From the documentation, it converts the float64 into an uint64 without changing the bits, it's the way the bits are interpreted that change.
Here is the full source code of the Float64bits function:
func Float64bits(f float64) uint64 { return *(*uint64)(unsafe.Pointer(&f)) }
Don't be scared by that syntax trick of using an unsafe Pointer, it's quite common in Go's source code (avoids copying the data). So, that really is that simple: take the binary data of the given float and interpret it as an unsigned integer.
The reason it changes so much is because of the representation of floating point numbers.

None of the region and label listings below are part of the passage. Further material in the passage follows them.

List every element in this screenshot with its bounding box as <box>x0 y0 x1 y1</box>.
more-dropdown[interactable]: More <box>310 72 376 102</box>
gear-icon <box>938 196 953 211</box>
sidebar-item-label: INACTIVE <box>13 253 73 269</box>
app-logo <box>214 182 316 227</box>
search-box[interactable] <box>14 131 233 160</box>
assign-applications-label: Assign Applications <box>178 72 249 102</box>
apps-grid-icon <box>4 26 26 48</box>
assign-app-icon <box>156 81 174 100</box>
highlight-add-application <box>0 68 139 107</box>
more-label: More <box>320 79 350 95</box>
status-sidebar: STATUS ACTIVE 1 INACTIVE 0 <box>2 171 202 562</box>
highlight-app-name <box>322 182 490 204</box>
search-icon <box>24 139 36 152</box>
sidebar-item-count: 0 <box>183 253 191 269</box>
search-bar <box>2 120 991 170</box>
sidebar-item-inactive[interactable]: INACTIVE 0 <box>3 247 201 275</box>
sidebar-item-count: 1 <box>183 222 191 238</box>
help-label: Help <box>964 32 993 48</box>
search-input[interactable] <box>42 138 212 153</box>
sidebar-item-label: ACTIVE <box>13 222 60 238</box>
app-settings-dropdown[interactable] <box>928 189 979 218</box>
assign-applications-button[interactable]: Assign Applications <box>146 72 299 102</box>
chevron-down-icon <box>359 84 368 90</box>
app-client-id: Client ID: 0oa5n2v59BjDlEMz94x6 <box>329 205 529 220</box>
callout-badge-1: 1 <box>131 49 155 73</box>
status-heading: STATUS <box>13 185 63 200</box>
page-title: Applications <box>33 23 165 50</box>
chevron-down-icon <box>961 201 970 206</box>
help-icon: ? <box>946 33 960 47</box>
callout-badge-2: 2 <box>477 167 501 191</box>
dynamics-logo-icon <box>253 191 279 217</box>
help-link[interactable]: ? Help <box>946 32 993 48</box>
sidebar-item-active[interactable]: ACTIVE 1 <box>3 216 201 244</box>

According to the specification, a floating point number is composed of a Sign, an Exponent and a Mantissa.
On a 64 bits float, there is 1 bit for the Sign, 11 bits for the exponent and 52 bits for the mantissa.
The representation of 4 as a floating point number on 64 bits is:
0b0100 0000 0001 0000 0000 0000 0000 0000 0000 0000 0000 0000 0000 0000 0000 0000
SEEE EEEE EEEE MMMM MMMM MMMM MMMM MMMM MMMM MMMM MMMM MMMM MMMM MMMM MMMM MMMM
It turns out that this value is 4616189618054758400 if interpreted as an unsigned integer. You'll find plenty of great tutorials on the web regarding the IEEE754 to understand fully how the above value is a representation of 4.